The bridges include Mississippi River crossings in St. Cloud, Winona, Hastings and St. Paul, and two bridges across the Red River on the North Dakota border.
Transportation Commissioner Tom Sorel appeared before a House-Senate panel on June 16 to share the proposed bridge improvements and other plans for a $6.6 billion transportation package the Legislature put into law over Gov. Tim Pawlenty’s veto earlier this year.
The bridge plan banks on more than $500 million a year continuing to arrive from the federal government, no sharp downturn in gas tax revenues and no more surprise problems cropping up during bridge inspections. Concerns over gusset plate connectors have prompted officials to close three bridges since March, and Sorel wouldn’t rule out more closures if new risks are found.
Federal investigators have said gusset plates that were too thin were “the critical factor” in the Minneapolis bridge collapse, even as their investigation into the actual cause continues.
“Safety trumps everything that we’re all about,” said Sorel, who took over at the Minnesota Department of Transportation less than two months ago. “Safety is our No. 1 priority. Safety trumps everything. I can’t emphasize that enough.”
By 2018, 120 bridges that lack structural redundancies or rank poorly on a federal bridge rating system would be repaired, replaced or under construction.
Replacing the 11 major bridges would consume about three-quarters of money. Work has already started on a replacement for St. Cloud’s Highway 23 bridge, which officials closed in March.

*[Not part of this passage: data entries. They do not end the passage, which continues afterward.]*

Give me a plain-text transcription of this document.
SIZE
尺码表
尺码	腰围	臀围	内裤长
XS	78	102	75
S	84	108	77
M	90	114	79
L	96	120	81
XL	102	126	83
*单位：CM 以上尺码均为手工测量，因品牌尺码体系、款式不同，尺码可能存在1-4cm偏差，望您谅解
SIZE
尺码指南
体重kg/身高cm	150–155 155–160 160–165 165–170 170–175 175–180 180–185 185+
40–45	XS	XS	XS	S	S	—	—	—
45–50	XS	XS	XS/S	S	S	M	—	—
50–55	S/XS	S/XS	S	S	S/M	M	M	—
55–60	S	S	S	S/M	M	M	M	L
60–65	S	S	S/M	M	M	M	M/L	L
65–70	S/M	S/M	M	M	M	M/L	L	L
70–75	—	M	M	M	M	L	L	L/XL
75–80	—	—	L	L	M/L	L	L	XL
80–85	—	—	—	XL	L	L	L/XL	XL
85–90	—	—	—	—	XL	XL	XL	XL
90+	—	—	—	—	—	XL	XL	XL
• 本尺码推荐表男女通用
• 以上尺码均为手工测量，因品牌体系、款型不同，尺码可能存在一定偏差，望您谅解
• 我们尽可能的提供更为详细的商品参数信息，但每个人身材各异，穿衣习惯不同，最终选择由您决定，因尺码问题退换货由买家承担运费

But another bridge closed recently — the Highway 43 bridge in Winona — would have to wait until 2014. Crews are set to repair the bridge’s gusset plates this year.
Not everyone was satisfied — particularly when Sorel said MnDOT will look for inexpensive fixes for traffic choke points, such as shoulder lanes and better-timed stoplights. Republican lawmakers objected when they found out the agency’s plans for Highway 60 include adding lanes near the Iowa border, but not to other two-lane stretches of the road. A description fitting that project was included in the transportation bill to attract GOP override votes.

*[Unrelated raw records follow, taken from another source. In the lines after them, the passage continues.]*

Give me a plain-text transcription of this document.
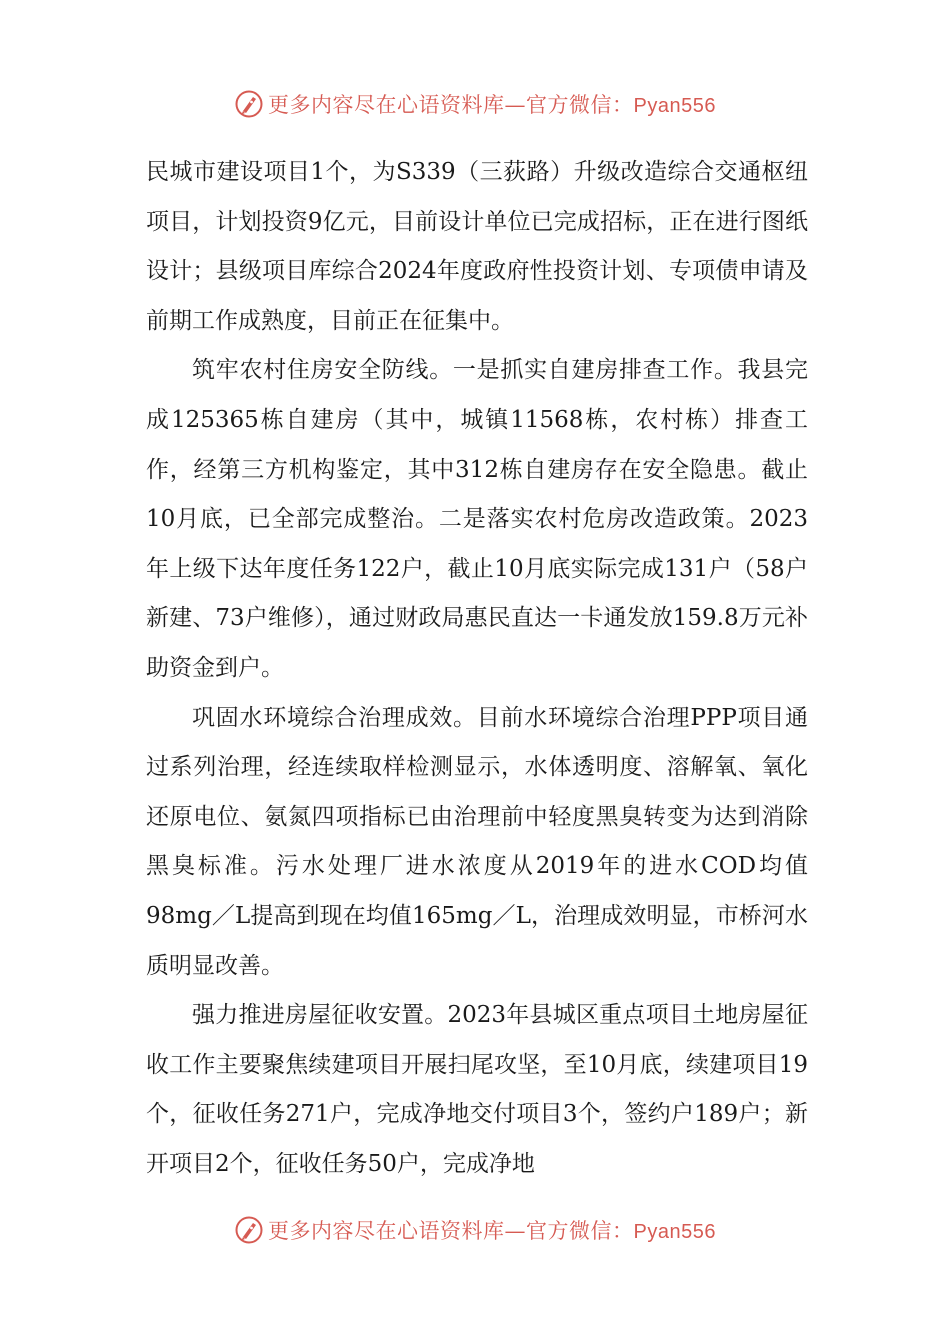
更多内容尽在心语资料库—官方微信：Pyan556

民城市建设项目1个，为S339（三荻路）升级改造综合交通枢纽项目，计划投资9亿元，目前设计单位已完成招标，正在进行图纸设计；县级项目库综合2024年度政府性投资计划、专项债申请及前期工作成熟度，目前正在征集中。

筑牢农村住房安全防线。一是抓实自建房排查工作。我县完成125365栋自建房（其中，城镇11568栋，农村栋）排查工作，经第三方机构鉴定，其中312栋自建房存在安全隐患。截止10月底，已全部完成整治。二是落实农村危房改造政策。2023年上级下达年度任务122户，截止10月底实际完成131户（58户新建、73户维修），通过财政局惠民直达一卡通发放159.8万元补助资金到户。

巩固水环境综合治理成效。目前水环境综合治理PPP项目通过系列治理，经连续取样检测显示，水体透明度、溶解氧、氧化还原电位、氨氮四项指标已由治理前中轻度黑臭转变为达到消除黑臭标准。污水处理厂进水浓度从2019年的进水COD均值98mg／L提高到现在均值165mg／L，治理成效明显，市桥河水质明显改善。

强力推进房屋征收安置。2023年县城区重点项目土地房屋征收工作主要聚焦续建项目开展扫尾攻坚，至10月底，续建项目19个，征收任务271户，完成净地交付项目3个，签约户189户；新开项目2个，征收任务50户，完成净地

更多内容尽在心语资料库—官方微信：Pyan556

“A deal is a deal,” said Rep. Doug Magnus, R-Slayton, who voted against the override. “A deal was done to get all of Highway 60 finished, and that’s our understanding of the deal.”
Sen. Sharon Erickson Ropes, DFL-Winona, said she is waiting to see how MnDOT handles the Winona bridge after getting results from an in-depth inspection, and may push to replace that span sooner.
“What I heard today is they’re going to be trying to take as many low-cost fix approaches as possible, so I would imagine they’re going to try to repair whatever needs to be repaired and hold off,” she said.
Sorel said his agency will reimburse Winona officials for the cost of ferry service during the bridge’s closure from June 3 to 14. He said MnDOT is still studying whether it has authority to borrow enough money to put the entire bridge plan into effect.